Votre dernier disque, « The Sophtware Slump », sous son image rurale, était un concept album ambitieux…
Jim Fairchild :
Ouais, c’est ce qu’on nous a dit.

Comment situes-tu « Sumday », le nouveau : plus artisanal ?
J.F. :
Ça tourne autour de l’idée des secondes chances, de ce qui aurait pu se passer si j’avais fait tel choix plutôt que tel autre… Le titre renvoit à la fois à l’idée d’un résumé (« summary ») et d’une addition (« summation »). Le mot « sumday » a été créé spécialement pour cet album, je trouve que c’est une idée assez chouette.

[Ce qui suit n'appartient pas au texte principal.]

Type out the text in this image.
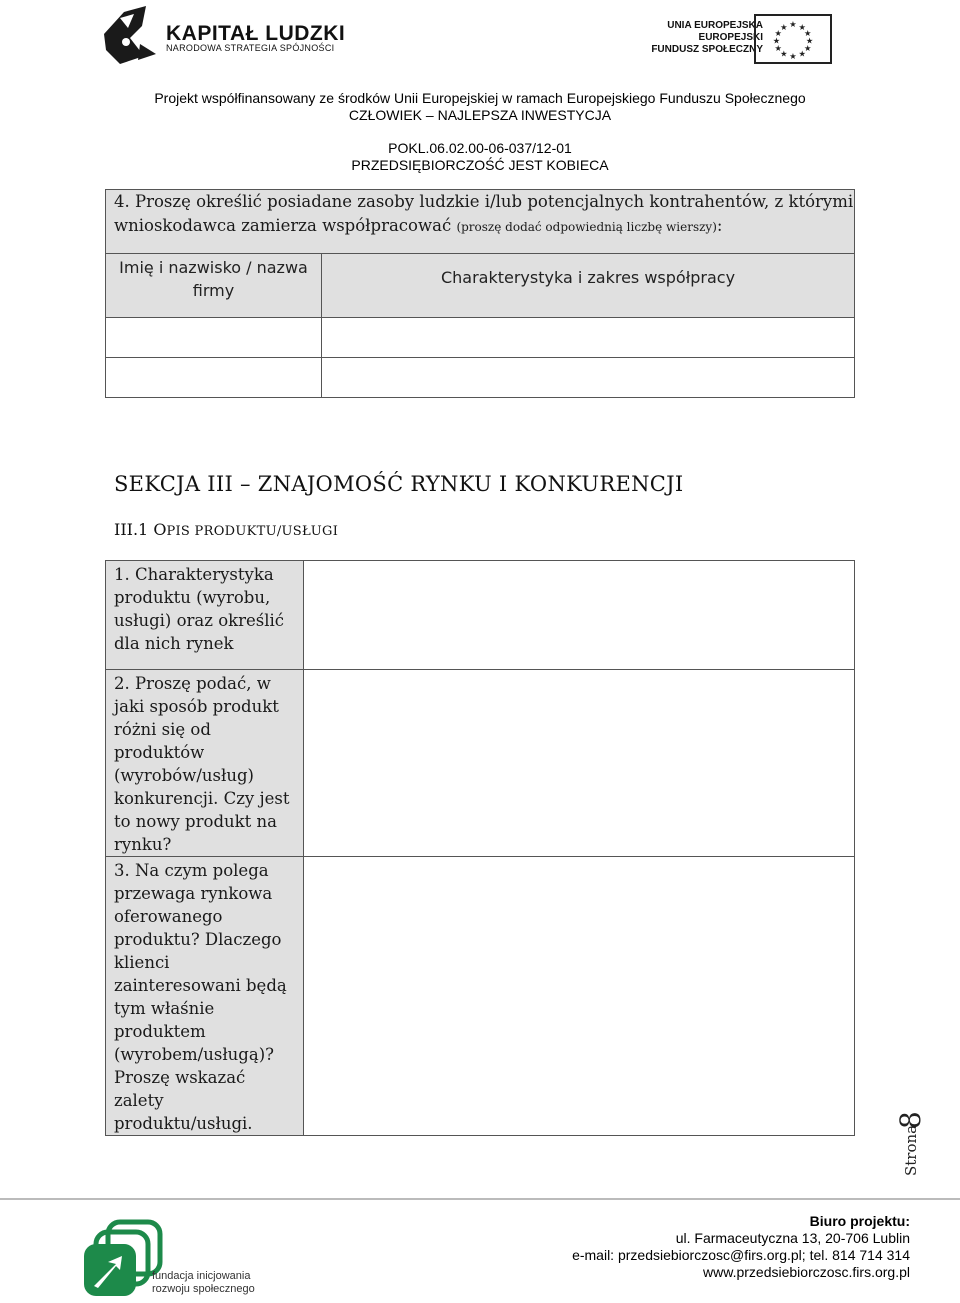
KAPITAŁ LUDZKI
NARODOWA STRATEGIA SPÓJNOŚCI
UNIA EUROPEJSKA
EUROPEJSKI
FUNDUSZ SPOŁECZNY
★ ★
★
★
★
★
★
★
★
★
★
★
Projekt współfinansowany ze środków Unii Europejskiej w ramach Europejskiego Funduszu Społecznego
CZŁOWIEK – NAJLEPSZA INWESTYCJA
POKL.06.02.00-06-037/12-01
PRZEDSIĘBIORCZOŚĆ JEST KOBIECA
4. Proszę określić posiadane zasoby ludzkie i/lub potencjalnych kontrahentów, z którymi wnioskodawca zamierza współpracować (proszę dodać odpowiednią liczbę wierszy):	

Imię i nazwisko / nazwa firmy	Charakterystyka i zakres współpracy

SEKCJA III – ZNAJOMOŚĆ RYNKU I KONKURENCJI
III.1 OPIS PRODUKTU/USŁUGI
1. Charakterystyka produktu (wyrobu, usługi) oraz określić dla nich rynek	
2. Proszę podać, w jaki sposób produkt różni się od produktów (wyrobów/usług) konkurencji. Czy jest to nowy produkt na rynku?	
3. Na czym polega przewaga rynkowa oferowanego produktu? Dlaczego klienci zainteresowani będą tym właśnie produktem (wyrobem/usługą)? Proszę wskazać zalety produktu/usługi.	
Strona
8
fundacja inicjowania
rozwoju społecznego
Biuro projektu:
ul. Farmaceutyczna 13, 20-706 Lublin
e-mail: przedsiebiorczosc@firs.org.pl; tel. 814 714 314
www.przedsiebiorczosc.firs.org.pl
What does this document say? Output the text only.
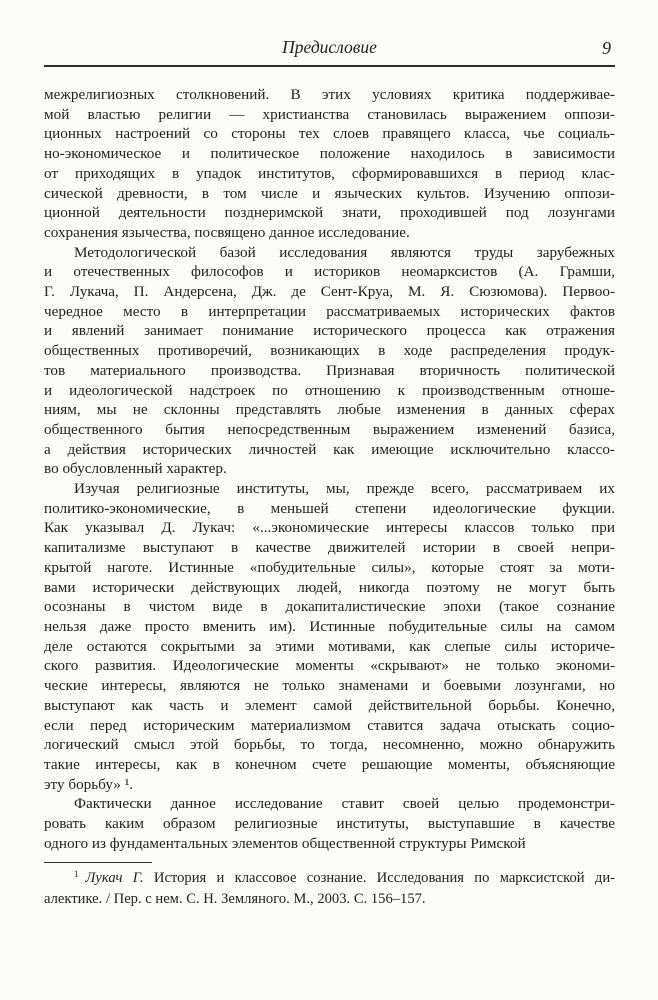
Предисловие	9
межрелигиозных столкновений. В этих условиях критика поддерживае-
мой властью религии — христианства становилась выражением оппози-
ционных настроений со стороны тех слоев правящего класса, чье социаль-
но-экономическое и политическое положение находилось в зависимости
от приходящих в упадок институтов, сформировавшихся в период клас-
сической древности, в том числе и языческих культов. Изучению оппози-
ционной деятельности позднеримской знати, проходившей под лозунгами
сохранения язычества, посвящено данное исследование.
Методологической базой исследования являются труды зарубежных
и отечественных философов и историков неомарксистов (А. Грамши,
Г. Лукача, П. Андерсена, Дж. де Сент-Круа, М. Я. Сюзюмова). Первоо-
чередное место в интерпретации рассматриваемых исторических фактов
и явлений занимает понимание исторического процесса как отражения
общественных противоречий, возникающих в ходе распределения продук-
тов материального производства. Признавая вторичность политической
и идеологической надстроек по отношению к производственным отноше-
ниям, мы не склонны представлять любые изменения в данных сферах
общественного бытия непосредственным выражением изменений базиса,
а действия исторических личностей как имеющие исключительно классо-
во обусловленный характер.
Изучая религиозные институты, мы, прежде всего, рассматриваем их
политико-экономические, в меньшей степени идеологические фукции.
Как указывал Д. Лукач: «...экономические интересы классов только при
капитализме выступают в качестве движителей истории в своей непри-
крытой наготе. Истинные «побудительные силы», которые стоят за моти-
вами исторически действующих людей, никогда поэтому не могут быть
осознаны в чистом виде в докапиталистические эпохи (такое сознание
нельзя даже просто вменить им). Истинные побудительные силы на самом
деле остаются сокрытыми за этими мотивами, как слепые силы историче-
ского развития. Идеологические моменты «скрывают» не только экономи-
ческие интересы, являются не только знаменами и боевыми лозунгами, но
выступают как часть и элемент самой действительной борьбы. Конечно,
если перед историческим материализмом ставится задача отыскать социо-
логический смысл этой борьбы, то тогда, несомненно, можно обнаружить
такие интересы, как в конечном счете решающие моменты, объясняющие
эту борьбу» ¹.
Фактически данное исследование ставит своей целью продемонстри-
ровать каким образом религиозные институты, выступавшие в качестве
одного из фундаментальных элементов общественной структуры Римской
$^1$ Лукач Г. История и классовое сознание. Исследования по марксистской ди-
алектике. / Пер. с нем. С. Н. Земляного. М., 2003. С. 156–157.
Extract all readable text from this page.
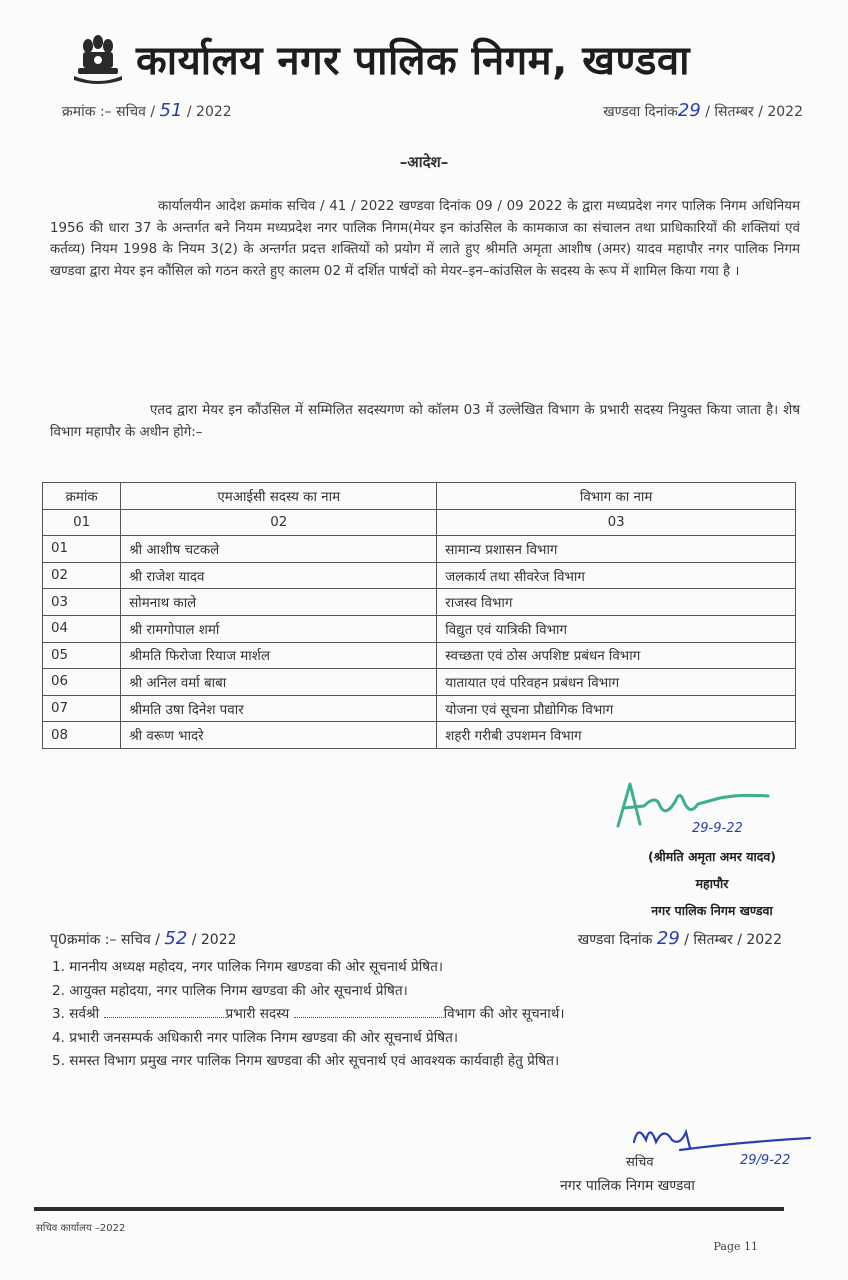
कार्यालय नगर पालिक निगम, खण्डवा
क्रमांक :– सचिव / 51 / 2022	खण्डवा दिनांक29 / सितम्बर / 2022
–आदेश–
कार्यालयीन आदेश क्रमांक सचिव / 41 / 2022 खण्डवा दिनांक 09 / 09 2022 के द्वारा मध्यप्रदेश नगर पालिक निगम अधिनियम 1956 की धारा 37 के अन्तर्गत बने नियम मध्यप्रदेश नगर पालिक निगम(मेयर इन कांउसिल के कामकाज का संचालन तथा प्राधिकारियों की शक्तियां एवं कर्तव्य) नियम 1998 के नियम 3(2) के अन्तर्गत प्रदत्त शक्तियों को प्रयोग में लाते हुए श्रीमति अमृता आशीष (अमर) यादव महापौर नगर पालिक निगम खण्डवा द्वारा मेयर इन कौंसिल को गठन करते हुए कालम 02 में दर्शित पार्षदों को मेयर–इन–कांउसिल के सदस्य के रूप में शामिल किया गया है ।
एतद द्वारा मेयर इन कौंउसिल में सम्मिलित सदस्यगण को कॉलम 03 में उल्लेखित विभाग के प्रभारी सदस्य नियुक्त किया जाता है। शेष विभाग महापौर के अधीन होगे:–
क्रमांक	एमआईसी सदस्य का नाम	विभाग का नाम
01	02	03
01	श्री आशीष चटकले	सामान्य प्रशासन विभाग
02	श्री राजेश यादव	जलकार्य तथा सीवरेज विभाग
03	सोमनाथ काले	राजस्व विभाग
04	श्री रामगोपाल शर्मा	विद्युत एवं यात्रिकी विभाग
05	श्रीमति फिरोजा रियाज मार्शल	स्वच्छता एवं ठोस अपशिष्ट प्रबंधन विभाग
06	श्री अनिल वर्मा बाबा	यातायात एवं परिवहन प्रबंधन विभाग
07	श्रीमति उषा दिनेश पवार	योजना एवं सूचना प्रौद्योगिक विभाग
08	श्री वरूण भादरे	शहरी गरीबी उपशमन विभाग
29-9-22
(श्रीमति अमृता अमर यादव)
महापौर
नगर पालिक निगम खण्डवा
पृ0क्रमांक :– सचिव / 52 / 2022	खण्डवा दिनांक 29 / सितम्बर / 2022
1. माननीय अध्यक्ष महोदय, नगर पालिक निगम खण्डवा की ओर सूचनार्थ प्रेषित।
2. आयुक्त महोदया, नगर पालिक निगम खण्डवा की ओर सूचनार्थ प्रेषित।
3. सर्वश्री	प्रभारी सदस्य	विभाग की ओर सूचनार्थ।
4. प्रभारी जनसम्पर्क अधिकारी नगर पालिक निगम खण्डवा की ओर सूचनार्थ प्रेषित।
5. समस्त विभाग प्रमुख नगर पालिक निगम खण्डवा की ओर सूचनार्थ एवं आवश्यक कार्यवाही हेतु प्रेषित।
29/9-22
सचिव
नगर पालिक निगम खण्डवा
सचिव कार्यालय –2022
Page 11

Cet album est donc plus classique que le précédent. Vous aviez peur d’être trop prétentieux ?
J.F. :
Non, les éléments de notre musique étaient présents dès le début : des morceaux comme Summer Here Kids ou Crystal Lake sont assez catchy, immédiats. Rien à voir avec de gros hits pop, bien sûr. Pour cet album, nous voulions des morceaux accessibles, avec un côté Phil Spector. Même si Phil Spector a peut-être tué quelqu’un.

Votre musique est-elle particulièrement américaine ?
J.F. :
Elle l’est au sens où elle ne pourrait pas exister sous cette forme si nous habitions ailleurs. Notre environnement donne forme à notre musique : nous essayons d’apporter une dimension magique, qui nous extrait de cette existence vraiment chiante. Quelque chose des grands espaces qui nous entourent et des gens qui vivent autour de nous transparaît. Une demi-heure de voiture, et on se retrouve au milieu de nulle part. On le fait souvent, il le faut.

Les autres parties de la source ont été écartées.